It usually takes more than a prison sentence to impress a career criminal to go straight, especially for someone in the Mafia. If and when released, it’s a fair bet he’ll continue doing the things that got him sent away in the first place. If the pattern holds, the next few years should see a large batch of familiar faces back in action. An unpublished federal document has revealed the names of dozens of currently imprisoned mobsters due for imminent release. Among their friends on the outside, especially in the New York City area, are crooked labor unions.

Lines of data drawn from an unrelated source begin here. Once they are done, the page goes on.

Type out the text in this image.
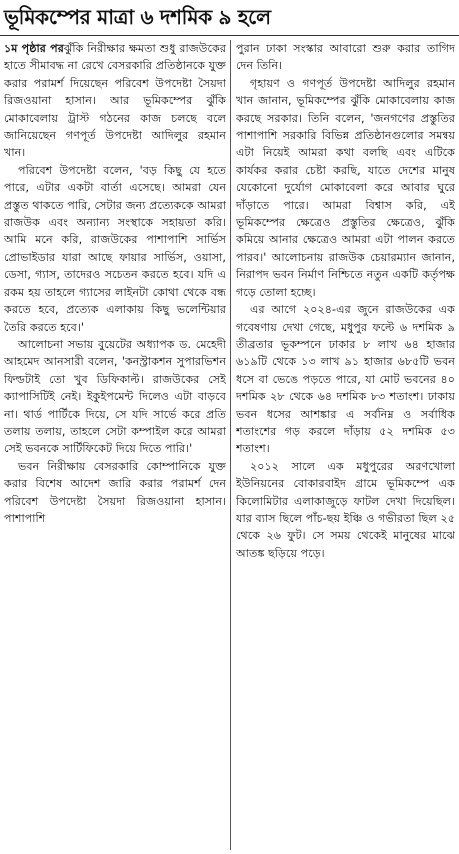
ভূমিকম্পের মাত্রা ৬ দশমিক ৯ হলে

১ম পৃষ্ঠার পরঝুঁকি নিরীক্ষার ক্ষমতা শুধু রাজউকের হাতে সীমাবদ্ধ না রেখে বেসরকারি প্রতিষ্ঠানকে যুক্ত করার পরামর্শ দিয়েছেন পরিবেশ উপদেষ্টা সৈয়দা রিজওয়ানা হাসান। আর ভূমিকম্পের ঝুঁকি মোকাবেলায় ট্রাস্ট গঠনের কাজ চলছে বলে জানিয়েছেন গণপূর্ত উপদেষ্টা আদিলুর রহমান খান।

পরিবেশ উপদেষ্টা বলেন, 'বড় কিছু যে হতে পারে, এটার একটা বার্তা এসেছে। আমরা যেন প্রস্তুত থাকতে পারি, সেটার জন্য প্রত্যেককে আমরা রাজউক এবং অন্যান্য সংস্থাকে সহায়তা করি। আমি মনে করি, রাজউকের পাশাপাশি সার্ভিস প্রোভাইডার যারা আছে ফায়ার সার্ভিস, ওয়াসা, ডেসা, গ্যাস, তাদেরও সচেতন করতে হবে। যদি এ রকম হয় তাহলে গ্যাসের লাইনটা কোথা থেকে বন্ধ করতে হবে, প্রত্যেক এলাকায় কিছু ভলেন্টিয়ার তৈরি করতে হবে।'

আলোচনা সভায় বুয়েটের অধ্যাপক ড. মেহেদী আহমেদ আনসারী বলেন, 'কনস্ট্রাকশন সুপারভিশন ফিল্ডটাই তো খুব ডিফিকাল্ট। রাজউকের সেই ক্যাপাসিটিই নেই। ইকুইপমেন্ট দিলেও এটা বাড়বে না। থার্ড পার্টিকে দিয়ে, সে যদি সার্ভে করে প্রতি তলায় তলায়, তাহলে সেটা কম্পাইল করে আমরা সেই ভবনকে সার্টিফিকেট দিয়ে দিতে পারি।'

ভবন নিরীক্ষায় বেসরকারি কোম্পানিকে যুক্ত করার বিশেষ আদেশ জারি করার পরামর্শ দেন পরিবেশ উপদেষ্টা সৈয়দা রিজওয়ানা হাসান। পাশাপাশি

পুরান ঢাকা সংস্কার আবারো শুরু করার তাগিদ দেন তিনি।

গৃহায়ণ ও গণপূর্ত উপদেষ্টা আদিলুর রহমান খান জানান, ভূমিকম্পের ঝুঁকি মোকাবেলায় কাজ করছে সরকার। তিনি বলেন, 'জনগণের প্রস্তুতির পাশাপাশি সরকারি বিভিন্ন প্রতিষ্ঠানগুলোর সমন্বয় এটা নিয়েই আমরা কথা বলছি এবং এটিকে কার্যকর করার চেষ্টা করছি, যাতে দেশের মানুষ যেকোনো দুর্যোগ মোকাবেলা করে আবার ঘুরে দাঁড়াতে পারে। আমরা বিশ্বাস করি, এই ভূমিকম্পের ক্ষেত্রেও প্রস্তুতির ক্ষেত্রেও, ঝুঁকি কমিয়ে আনার ক্ষেত্রেও আমরা এটা পালন করতে পারব।' আলোচনায় রাজউক চেয়ারম্যান জানান, নিরাপদ ভবন নির্মাণ নিশ্চিতে নতুন একটি কর্তৃপক্ষ গড়ে তোলা হচ্ছে।

এর আগে ২০২৪-এর জুনে রাজউকের এক গবেষণায় দেখা গেছে, মধুপুর ফল্টে ৬ দশমিক ৯ তীব্রতার ভূকম্পনে ঢাকার ৮ লাখ ৬৪ হাজার ৬১৯টি থেকে ১৩ লাখ ৯১ হাজার ৬৮৫টি ভবন ধসে বা ভেঙে পড়তে পারে, যা মোট ভবনের ৪০ দশমিক ২৮ থেকে ৬৪ দশমিক ৮৩ শতাংশ। ঢাকায় ভবন ধসের আশঙ্কার এ সর্বনিম্ন ও সর্বাধিক শতাংশের গড় করলে দাঁড়ায় ৫২ দশমিক ৫৩ শতাংশ।

২০১২ সালে এক মধুপুরের অরণখোলা ইউনিয়নের বোকারবাইদ গ্রামে ভূমিকম্পে এক কিলোমিটার এলাকাজুড়ে ফাটল দেখা দিয়েছিল। যার ব্যাস ছিলে পাঁচ-ছয় ইঞ্চি ও গভীরতা ছিল ২৫ থেকে ২৬ ফুট। সে সময় থেকেই মানুষের মাঝে আতঙ্ক ছড়িয়ে পড়ে।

In an interagency memo, the U.S. Bureau of Prisons alerted the FBI to roughly 80 mobsters and associates set for release from prison by the start of 2007. The list, compiled this July, ought to serve as a reality check for those believing that the Mob, despite numerous recent setbacks, is on its last legs. In the underworld, vacancies need filling, and there’s never a shortage of applicants. As one source put it, “For each rat or guy we put in prison, there are 20 others willing to take their place. And none of these guys are coming out to shine shoes.” Among those soon to be uncaged: Genovese underboss Venero “Bennie Eggs” Mangano; Lucchese crime family underbosses Sal Avellino and Steven Crea; former Gambino family triggerman Joe “the German” Watts; Gambino family heir Richard G. Gotti; Andrew “Andy Mush” Russo (a cousin of Colombo crime boss Carmine Persico); and Genovese captain Salvatore “Sammy Meatballs” Aparo. Crea, Gotti and Aparo are among those with close dealings with the Longshoremen and other unions. And while some of these mobsters are old – Mangano, for one, is 84 – in La Cosa Nostra, old shouldn’t be taken to mean senile.
A spokesman for the Bureau of Prisons declined to say what prompted the survey. But sources point to a request from the FBI to update inmates’ connections and “their potential impact” after release. The list, explained James Margolin, an FBI spokesman in New York, “is further indication of what we have always maintained; that there remains plenty of work to be done in fighting organized crime, and that is why it continues to be a priority for this office.” (New York Post, 9/26).